2003 book by the old school hip hop MC Kool Moe Dee

There's a God on the Mic: The True 50 Greatest MCs is a 2003 book by the old school hip hop MC Kool Moe Dee, where he ranks what he believes to be the Top 50 greatest MCs of all time, giving a breakdown of each artist.
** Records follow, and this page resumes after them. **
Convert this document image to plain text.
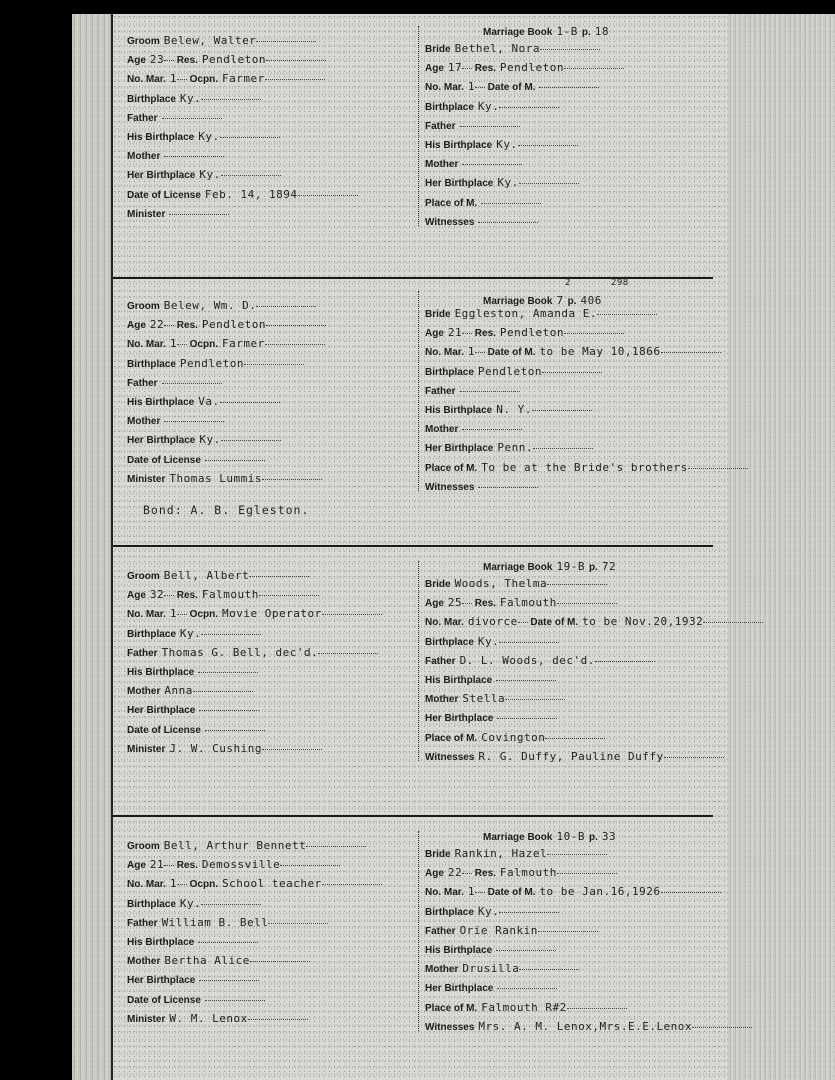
Marriage Book 1-B p. 18
Groom Belew, Walter
Age 23 Res. Pendleton
No. Mar. 1 Ocpn. Farmer
Birthplace Ky.
Father
His Birthplace Ky.
Mother
Her Birthplace Ky.
Date of License Feb. 14, 1894
Minister
Bride Bethel, Nora
Age 17 Res. Pendleton
No. Mar. 1 Date of M.
Birthplace Ky.
Father
His Birthplace Ky.
Mother
Her Birthplace Ky.
Place of M.
Witnesses
Marriage Book 7 p. 406
2	298
Groom Belew, Wm. D.
Age 22 Res. Pendleton
No. Mar. 1 Ocpn. Farmer
Birthplace Pendleton
Father
His Birthplace Va.
Mother
Her Birthplace Ky.
Date of License
Minister Thomas Lummis
Bride Eggleston, Amanda E.
Age 21 Res. Pendleton
No. Mar. 1 Date of M. to be May 10,1866
Birthplace Pendleton
Father
His Birthplace N. Y.
Mother
Her Birthplace Penn.
Place of M. To be at the Bride's brothers
Witnesses
Bond: A. B. Egleston.
Marriage Book 19-B p. 72
Groom Bell, Albert
Age 32 Res. Falmouth
No. Mar. 1 Ocpn. Movie Operator
Birthplace Ky.
Father Thomas G. Bell, dec'd.
His Birthplace
Mother Anna
Her Birthplace
Date of License
Minister J. W. Cushing
Bride Woods, Thelma
Age 25 Res. Falmouth
No. Mar. divorce Date of M. to be Nov.20,1932
Birthplace Ky.
Father D. L. Woods, dec'd.
His Birthplace
Mother Stella
Her Birthplace
Place of M. Covington
Witnesses R. G. Duffy, Pauline Duffy
Marriage Book 10-B p. 33
Groom Bell, Arthur Bennett
Age 21 Res. Demossville
No. Mar. 1 Ocpn. School teacher
Birthplace Ky.
Father William B. Bell
His Birthplace
Mother Bertha Alice
Her Birthplace
Date of License
Minister W. M. Lenox
Bride Rankin, Hazel
Age 22 Res. Falmouth
No. Mar. 1 Date of M. to be Jan.16,1926
Birthplace Ky.
Father Orie Rankin
His Birthplace
Mother Drusilla
Her Birthplace
Place of M. Falmouth R#2
Witnesses Mrs. A. M. Lenox,Mrs.E.E.Lenox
The book also features a foreword from Chuck D and includes full color photos from hip hop photographer Ernie Paniccioli.

==MCing elements==
Kool Moe Dee breaks MCing down into several different elements in order to effectively judge the skills of the artists – this includes originality, concepts, versatility, vocabulary, substance, flow, flavor, freestyle, vocal presence, live performance, poetic value, body of work, industry impact, social impact, longevity, lyrics, and battle skills.

==MCs on the list==
The list includes artists from a wide range of eras and regions, including old school hip hop legends such as Grandmaster Caz, Melle Mel, and Kool Moe Dee himself, Golden age hip hop MCs such as Rakim, Kool G Rap, Big Daddy Kane, KRS-One, Slick Rick, Chuck D, Pharoahe Monch, MC Shan, Scarface, Snoop Dogg, and Ice Cube, and more recent MCs such as Mystikal, Big Pun, Ras Kass, and Lil' Kim.

The book also includes other MCs on several additional lists scattered throughout the book, such as “11 Best Kept Lyrical Secrets” and “10 Best Hip-Hop Pop Kings” - Kool Moe Dee also
explains ten of his thirteen “battle laws” in the book.

==Sequel==
In There's A God On The Mic, Kool Moe Dee refers to a follow-up book called The True 50 Greatest Groups In Hip-Hop, which has so far not been released.